Non è il caso di entrare nei dettagli sul perché Putin non avrebbe mai avvelenato una personalità dell’opposizione la cui popolarità è in declino.
In ogni caso, la controversia sul gasdotto sta causando notevoli danni diplomatici ed economici. Così, anche atlantisti di lunga data come Wolfgang Ischinger, presidente della Conferenza sulla sicurezza di Monaco, ha avvertito che ne risentiranno non solo i rapporti tedeschi ed europei con la Russia, ma anche quelli transatlantici, avvicinando il mondo a una nuova guerra fredda. Una nuova iniziativa tedesca o comunitaria per disinnescare le tensioni sarebbe necessaria in questo momento cruciale, ma gli europei sono come paralizzati, illusi che la nebbia si diraderà dopo le elezioni presidenziali americane di novembre. Quello che le tigri sdentate europee trascurano è che se questa campagna geopolitica non viene fermata ora, i danni causati saranno troppo gravi per poter essere riparati in tempi brevi.
Quanto all’aspetto economico del conflitto, la sospensione del Nord Stream 2 colpirebbe molte piccole e medie imprese in Europa, oltre a quelle grandi come Engie (Francia), OMV (Austria) Shell e Uniper (Paesi Bassi), Wintershall DEA/BASF (Germania). Finora sono stati spesi otto miliardi di euro per la costruzione del gasdotto, al cui completamento mancano 150 km lungo le coste baltiche della Germania e della Danimarca. Altri 4 miliardi di euro sono stati investiti nel collegamento delle reti di distribuzione al terminale del gasdotto Nord Stream a Greifswald, in Germania. Una volta completato, il gasdotto pomperebbe 55 miliardi di metri cubi di gas all’anno verso l’Europa.
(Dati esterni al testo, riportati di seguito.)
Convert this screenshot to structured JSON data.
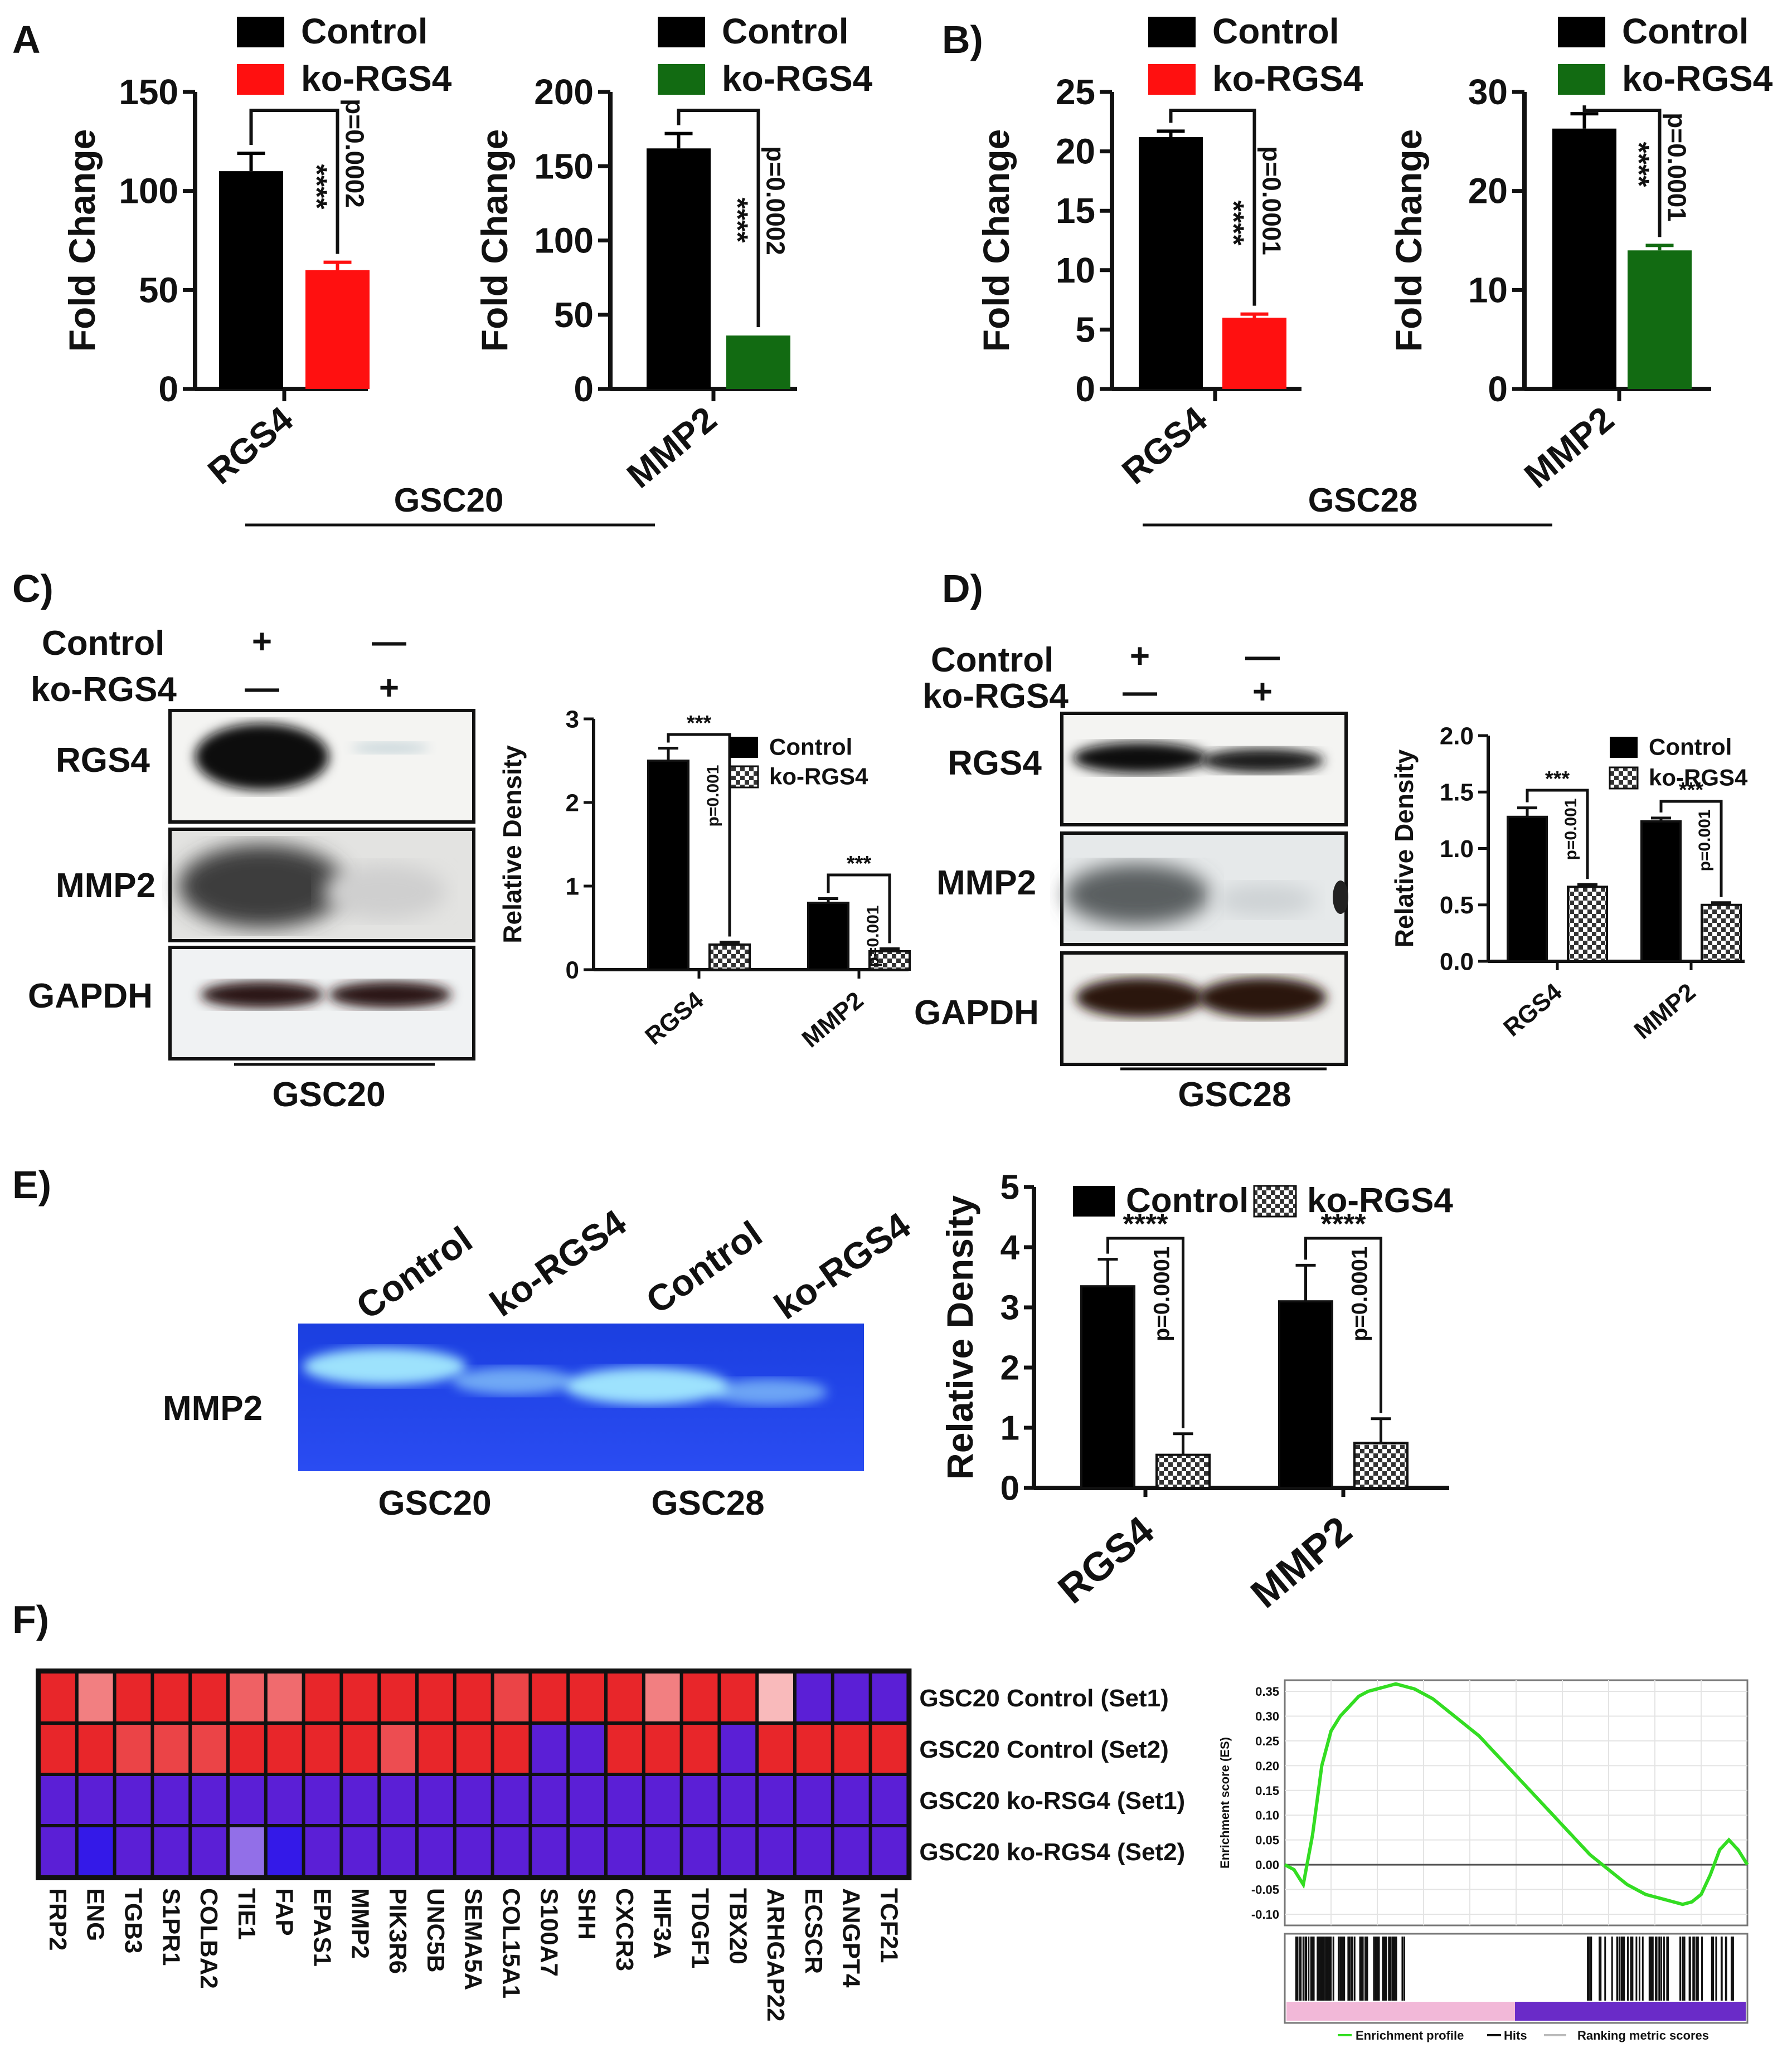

Per quanto riguarda le reazioni politiche in Germania, non sorprende che il Partito dei Verdi, che è saldamente nel campo geopolitico contro la Russia, stia esortando il governo ad abbandonare immediatamente il progetto Nord Stream 2. Jürgen Trittin, un politico di spicco del Partito Verde, si è spinto fino a sostenere che la Germania non può portare avanti una cooperazione economica con “una Russia in cui l’assassinio di esponenti dell’opposizione è all’ordine del giorno”.